Photo (c) Jenny Abrahamsson.
Henrik von Eckermann with Mary Lou 194 took the second place. Photo (c) Jenny Abrahamsson.

First to go in the jump-off was the European silver medallist Harrie Smolders (NED) on the 13-year-old stallion Don VHP Z (Diamant de Semilly x Voltaire). The pair did a flawless round in a time of 46,89 seconds, setting the standard for the rest to follow as the big striding stallion ate up the ground in the Palexpo Arena.

Second to go was Henrik von Eckermann (SWE) on the 11-year-old mare Mary Lou (Montendro x Portland L) – the pair that ended third in the Longines FEI World Cup Finals in Omaha early this year and has gone steadily in the World Cups this season. Cantering efficiently in the huge ring but not taking too much risk, the pair took over the lead with a time of 45,49 seconds.

Gregory Wathelet (BEL) on the 11-year-old mare Coree (Cornet Obolensky x Liberty Life) – winners of the Rolex Grand Prix in Aachen this summer – were next up. Leaving all fences intact, the pair stopped the clocks at 45,69 seconds, staying behind von Eckermann.

But then came the current world no. one Kent Farrington (USA). Riding the 11-year-old mare Gazelle (Kashmir van Schuttershof x Indoctro), Kent once again proved just why he is ruling the ranks, taking the lead with a time of 44,96 seconds after a lightning fast round. When the last to go Cian O’Connor (IRL) on the 12-year-old gelding Fibonacci (For Feeling x Corland) had one fence down in a time of 48,88 seconds, Farrington could celebrate his first ever Rolex Major win. 

Photo (c) Jenny Abrahamsson.
Third place went to Gregory Wathelet and Coree. Photo (c) Jenny Abrahamsson.

“I am still a little bit shocked really,” Kent smiled after the prize giving. “I have been trying to win this for a long time and have been thinking about it all week,” he continued. “I am still waiting for it to sink in that I won. My horse was great today and I will definitely be in Holland for the Dutch Masters in March,” he said about his plans on trying to win another Rolex Major.
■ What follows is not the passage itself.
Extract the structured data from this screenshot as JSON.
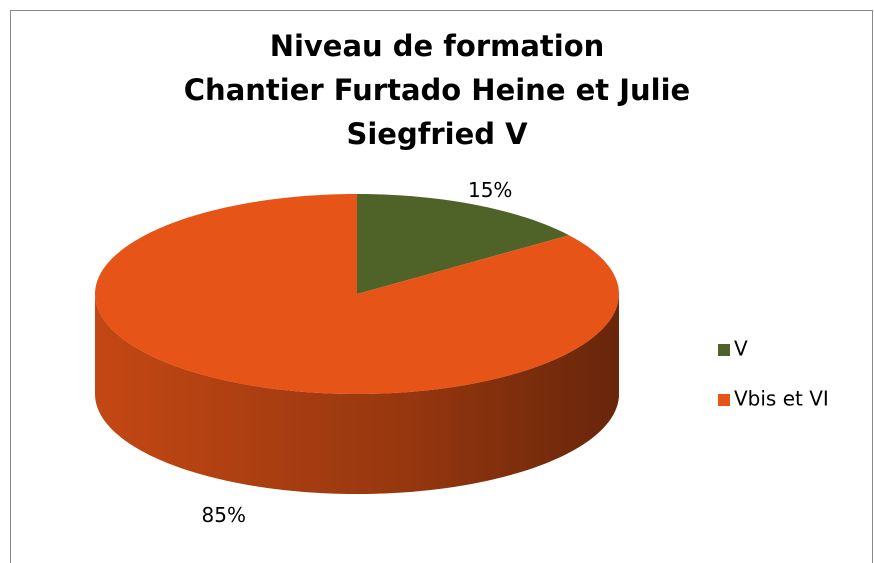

Second placed Henrik von Eckermann was satisfied with being the runner-up. “I knew I had Kent on my heels,” he smiled. “I think I lost it at the last fence, but I am very happy to be second today.  Kent was the best today and I think no matter what I would have done, I would not have been able to be faster than him. He deserved the win - he has been trying for a long time.”

Third placed Gregory Wathelet complimented his fellow riders. “These two are amazing riders and I have no problem being third behind them,” he said. “I did not get my first distance in a few places. I knew Henrik was really quick and with Kent behind, I knew it would be difficult. My horse tried her best and I am very happy with her,” he concluded. 

Farrington is now in the run for the Grand Slam bonus of 1 million Euros, should he manage to win three Majors in a row. If he then wins also the fourth event, Farrington will receive another 1 million Euro bonus. For anyone winning two of the four Majors, there is also a bonus; for two wins in succession 500,000 Euros, for two wins not in succession 250,000 Euros. It is safe to say, that Farrington will do his best to succeed Scott Brash (GBR) – the only rider to win the Grand Slam bonus so far.

The Rolex Grand Slam now moves to the Netherlands and The Dutch Masters in ’s-Hertogenbosch, that takes place from 8th to 11th March 2018.